The invention can be used as an economic solution in any situation where root growth needs to be controlled such as in plants grown in close proximity to underground infra-structures such as drains, underground services, building

foundations and roads where root growth can cause expensive damage to such infra- structure.

By the suitable choice of bag volume or soil liner volume highly vigorous potentially large plants such as invasive shrubs and trees can be dwarfed to the size appropriate to the space available.

To halve the growth rate the volume has to be decreased by a factor of ten. Plants of all kinds can be grown in the appropriate size bag above ground in the nursery and planted still in the bag into the ground.

In ground nursery stock planted in bags would be already root balled removing the need for wrenching and bagging. They are easily removed from the soil and transplanted at any time of the year without any destruction of the root system.

The results with fruit trees and grape vines is impressive in terms of growth control and fruitfulness. Apple trees grown in ten litre bags in the soil are approximately thirty percent more efficient in yield relative to their size than trees grown in large 100 litre bags or without root restriction. The smaller trees occupy only an eighth of the canopy volume of non-restricted trees. The combination of highly fruitful plants at increased planting densities can produce substantial increases in yield per hectare.

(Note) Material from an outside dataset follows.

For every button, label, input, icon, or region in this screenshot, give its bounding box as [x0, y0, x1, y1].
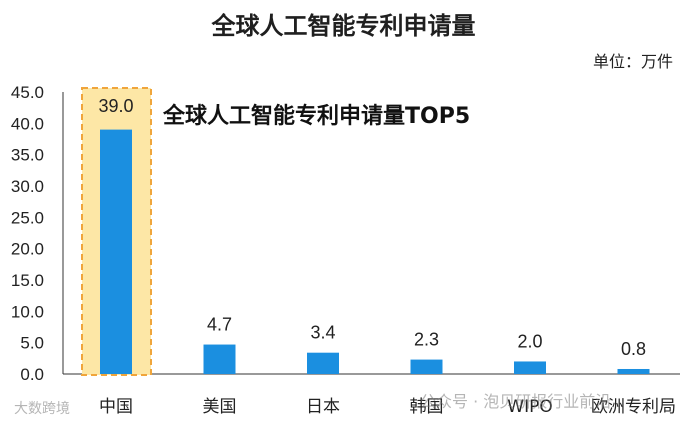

The choice of the bag size and density is an economic one which depends on cost of bags, plants, support structures and land costs. In the applicant's trials over twelve years production with apples in bags between 25 and 50 litres tend to be more self supporting than smaller volumes but still occupy considerably less space and are more fruitful than unrestricted plants. With grapes which are normally supported by trellis the weaker growing vines in 10 to 20 litres are suitable. Vineyard pruning costs and excessive fruit shading are almost completely eliminated in these smaller volumes.

The invention also offers the potential to control growth and fruitfulness in other species where no satisfactory dwarfing rootstock exists at present.

Finally the increase in the efficiency of fruit production per unit of water and nitrogen used with root restriction could have major advantages where water and nitrogen availability are the limiting factors in production.

The invention has the potential to cheaply reduce the destructive effects of root growth on underground infra-structure, grow plants to fit the space available and control the growth and increase the biological efficiency of fruiting trees and vines per unit of ground area or unit of water and nutrients available.

As far as the inventor is aware no comparable product is currently under patent or available utilizing volume, hole size, hole density or as robust as the material of which the bags or soil liners as described in this application.

It is to be understood that the scope of the invention is not limited to the described embodiments and therefore that numerous variations and modifications may be made to these embodiments without departing from the scope of the invention as set out in this specification and claims.